Antropologo a domicilio n°80 (8.3.2022)
“Putin is not mad, is bad”, dice lo storico scozzese Niall Ferguson: Putin non è matto è malvagio.
Lo prendo per buono e mi faccio una domanda banale, banalissima, come di chi non conosca niente della storia di tutti i tempi e di tutti i popoli: ma com’è possibile che al vertice di uno stato moderno di 140 milioni di persone sieda un uomo malvagio? E non è l’unico in verità. Di malvagità contemporanee se ne potrebbero raccontare tante. E poiché ne dimenticherei qualcuna preferisco non citarle. E di malvagità del passato? La storia umana è piena di uomini malvagi al potere.
Uomini.
Io ora penso alle donne stuprate di questa nuova guerra. Sono all’opposto degli uomini malvagi. Cosa fanno questi ultimi?
Portano un po’ più avanti il mondo intero sulla strada del male.
E le donne stuprate?
Fanno il contrario. Portano un po’ più avanti il mondo intero sulla strada del bene.
Devo spiegarmi, altrimenti sarò frainteso: la mia è una riflessione “paradossale”.
Guardiamo al presente, ma guardiamo anche indietro, al passato. Quante donne hanno subito – subirono – l’affronto della violenza da parte di soldataglie vincitrici? Io penso non migliaia, ma milioni. Provo a mettermi nella prospettiva di una donna stuprata come vittima di guerra. È un tentativo, so bene di esserne lontanissimo. Mi serve per portare avanti il ragionamento.
Ha in sé una nuova vita. Che viene dalla violenza subita, che viene dallo sfregio del sudicio nemico. Molte non hanno retto, hanno maledetto, persino interdetto la nuova nascita. O messo fine alla propria vita. Ma io credo la maggioranza invece ha resistito. E mese dopo mese ha dato ascolto alla nuova vita crescente in sé piuttosto che all’odio. Magari senza abbandonarlo del tutto, ma mettendolo in secondo piano. E poi ha messo al mondo bambini figli della violenza di guerra. Che una volta al mondo hanno reclamato il diritto di ogni nuova vita. Che è l’immensa spinta all’energia di primavera, al sole, alla luce, ai colori. All’allegria, alla gioia di vivere, all’acuta curiosità del venire al mondo, alla voglia smodata di starci. Che cosa ne è stato dell’odio da cui quella vita nacque? forse che la vita non nasce dall’amore o almeno dall’attrazione reciproca di due esseri? Come può entrare a patti una nuova vita con l’abominio da cui essa stessa venne? Io non lo so, non so niente delle vite delle donne stuprate, io non lo so. Troppo smisurata la loro grandezza per le mie povere capacità di misura. Ma so che vissero e che misero al mondo bambini e che questi bambini a loro volta vissero. Come? Neppure questo so. Troppo diverse furono le condizioni in cui si trovarono a vivere. E troppo lontane dalla mia capacità di immaginazione. Però io penso che là, in quelle nascite, si generò in abbondanza il contrario della malvagità, cioè il bene. Indipendentemente dalla loro iniziale disponibilità a partorire, quelle donne consegnarono la loro vita a un progetto di futuro nel bene. Quello dei loro figli, quello dell’umanità intera.

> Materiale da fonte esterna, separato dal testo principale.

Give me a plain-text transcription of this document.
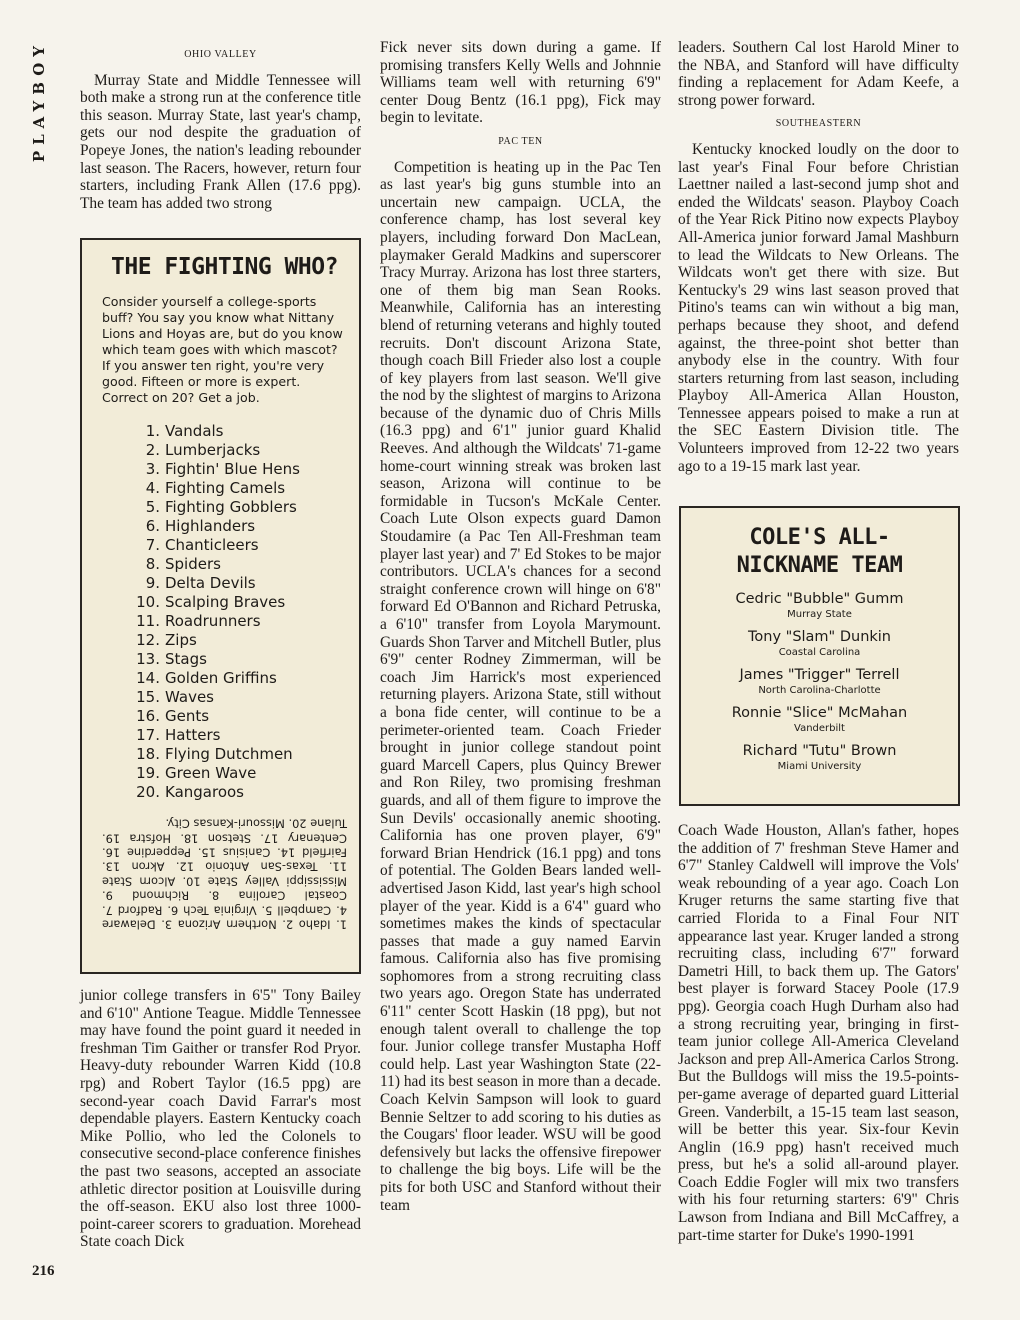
PLAYBOY
216
OHIO VALLEY

Murray State and Middle Tennessee will both make a strong run at the conference title this season. Murray State, last year's champ, gets our nod despite the graduation of Popeye Jones, the nation's leading rebounder last season. The Racers, however, return four starters, including Frank Allen (17.6 ppg). The team has added two strong

THE FIGHTING WHO?

Consider yourself a college-sports buff? You say you know what Nittany Lions and Hoyas are, but do you know which team goes with which mascot? If you answer ten right, you're very good. Fifteen or more is expert. Correct on 20? Get a job.

1. Vandals
2. Lumberjacks
3. Fightin' Blue Hens
4. Fighting Camels
5. Fighting Gobblers
6. Highlanders
7. Chanticleers
8. Spiders
9. Delta Devils
10. Scalping Braves
11. Roadrunners
12. Zips
13. Stags
14. Golden Griffins
15. Waves
16. Gents
17. Hatters
18. Flying Dutchmen
19. Green Wave
20. Kangaroos

1. Idaho 2. Northern Arizona 3. Delaware 4. Campbell 5. Virginia Tech 6. Radford 7. Coastal Carolina 8. Richmond 9. Mississippi Valley State 10. Alcorn State 11. Texas-San Antonio 12. Akron 13. Fairfield 14. Canisius 15. Pepperdine 16. Centenary 17. Stetson 18. Hofstra 19. Tulane 20. Missouri-Kansas City.

junior college transfers in 6'5" Tony Bailey and 6'10" Antione Teague. Middle Tennessee may have found the point guard it needed in freshman Tim Gaither or transfer Rod Pryor. Heavy-duty rebounder Warren Kidd (10.8 rpg) and Robert Taylor (16.5 ppg) are second-year coach David Farrar's most dependable players. Eastern Kentucky coach Mike Pollio, who led the Colonels to consecutive second-place conference finishes the past two seasons, accepted an associate athletic director position at Louisville during the off-season. EKU also lost three 1000-point-career scorers to graduation. Morehead State coach Dick

Fick never sits down during a game. If promising transfers Kelly Wells and Johnnie Williams team well with returning 6'9" center Doug Bentz (16.1 ppg), Fick may begin to levitate.

PAC TEN

Competition is heating up in the Pac Ten as last year's big guns stumble into an uncertain new campaign. UCLA, the conference champ, has lost several key players, including forward Don MacLean, playmaker Gerald Madkins and superscorer Tracy Murray. Arizona has lost three starters, one of them big man Sean Rooks. Meanwhile, California has an interesting blend of returning veterans and highly touted recruits. Don't discount Arizona State, though coach Bill Frieder also lost a couple of key players from last season. We'll give the nod by the slightest of margins to Arizona because of the dynamic duo of Chris Mills (16.3 ppg) and 6'1" junior guard Khalid Reeves. And although the Wildcats' 71-game home-court winning streak was broken last season, Arizona will continue to be formidable in Tucson's McKale Center. Coach Lute Olson expects guard Damon Stoudamire (a Pac Ten All-Freshman team player last year) and 7' Ed Stokes to be major contributors. UCLA's chances for a second straight conference crown will hinge on 6'8" forward Ed O'Bannon and Richard Petruska, a 6'10" transfer from Loyola Marymount. Guards Shon Tarver and Mitchell Butler, plus 6'9" center Rodney Zimmerman, will be coach Jim Harrick's most experienced returning players. Arizona State, still without a bona fide center, will continue to be a perimeter-oriented team. Coach Frieder brought in junior college standout point guard Marcell Capers, plus Quincy Brewer and Ron Riley, two promising freshman guards, and all of them figure to improve the Sun Devils' occasionally anemic shooting. California has one proven player, 6'9" forward Brian Hendrick (16.1 ppg) and tons of potential. The Golden Bears landed well-advertised Jason Kidd, last year's high school player of the year. Kidd is a 6'4" guard who sometimes makes the kinds of spectacular passes that made a guy named Earvin famous. California also has five promising sophomores from a strong recruiting class two years ago. Oregon State has underrated 6'11" center Scott Haskin (18 ppg), but not enough talent overall to challenge the top four. Junior college transfer Mustapha Hoff could help. Last year Washington State (22-11) had its best season in more than a decade. Coach Kelvin Sampson will look to guard Bennie Seltzer to add scoring to his duties as the Cougars' floor leader. WSU will be good defensively but lacks the offensive firepower to challenge the big boys. Life will be the pits for both USC and Stanford without their team

leaders. Southern Cal lost Harold Miner to the NBA, and Stanford will have difficulty finding a replacement for Adam Keefe, a strong power forward.

SOUTHEASTERN

Kentucky knocked loudly on the door to last year's Final Four before Christian Laettner nailed a last-second jump shot and ended the Wildcats' season. Playboy Coach of the Year Rick Pitino now expects Playboy All-America junior forward Jamal Mashburn to lead the Wildcats to New Orleans. The Wildcats won't get there with size. But Kentucky's 29 wins last season proved that Pitino's teams can win without a big man, perhaps because they shoot, and defend against, the three-point shot better than anybody else in the country. With four starters returning from last season, including Playboy All-America Allan Houston, Tennessee appears poised to make a run at the SEC Eastern Division title. The Volunteers improved from 12-22 two years ago to a 19-15 mark last year.

COLE'S ALL-NICKNAME TEAM
Cedric "Bubble" Gumm
Murray State
Tony "Slam" Dunkin
Coastal Carolina
James "Trigger" Terrell
North Carolina-Charlotte
Ronnie "Slice" McMahan
Vanderbilt
Richard "Tutu" Brown
Miami University

Coach Wade Houston, Allan's father, hopes the addition of 7' freshman Steve Hamer and 6'7" Stanley Caldwell will improve the Vols' weak rebounding of a year ago. Coach Lon Kruger returns the same starting five that carried Florida to a Final Four NIT appearance last year. Kruger landed a strong recruiting class, including 6'7" forward Dametri Hill, to back them up. The Gators' best player is forward Stacey Poole (17.9 ppg). Georgia coach Hugh Durham also had a strong recruiting year, bringing in first-team junior college All-America Cleveland Jackson and prep All-America Carlos Strong. But the Bulldogs will miss the 19.5-points-per-game average of departed guard Litterial Green. Vanderbilt, a 15-15 team last season, will be better this year. Six-four Kevin Anglin (16.9 ppg) hasn't received much press, but he's a solid all-around player. Coach Eddie Fogler will mix two transfers with his four returning starters: 6'9" Chris Lawson from Indiana and Bill McCaffrey, a part-time starter for Duke's 1990-1991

E quando lo fecero sui confini tra un paese e l’altro, tra chi attaccò e chi subì, misero al mondo figli degli uni e degli altri. Che inevitabilmente se non eliminarono, almeno attenuarono la rigidità dei confini. Creando mondi composti, mescolati, in cui i confini non avevano senso. Fino a quando non si fecero avanti uomini malvagi che soffiarono sulle ceneri del fuoco delle divisioni, quelle stesse ceneri che le donne stuprate avevano tenuto spente con il fatto stesso di far nascere i propri figli, e allora rimisero i confini. E tornarono le soldataglie e altre donne furono stuprate.
Questa è la storia del mondo intero, dell’America del Nord come del Sud, del Medio oriente come dell’Estremo oriente, ed è la storia dell’Europa, della Russia, dell’Ucraina. E vedrete, continuerà ad essere la storia futura fin quando uomini malvagi sedurranno altri uomini ciechi ad alzare muri e disporre confini.
Io credo che il debito dell’umanità verso le donne stuprate di tutte le guerre (ma perché allora solo delle guerre?) sia immenso, tale che cento premi Nobel, diecimila monumenti, un milione di celebrazioni sarebbero poco. Eppure è difficile trovare sui libri di storia il riconoscimento al reintegro di umanità che grazie a loro si ebbe nei luoghi in cui le guerre l’avevano cancellata.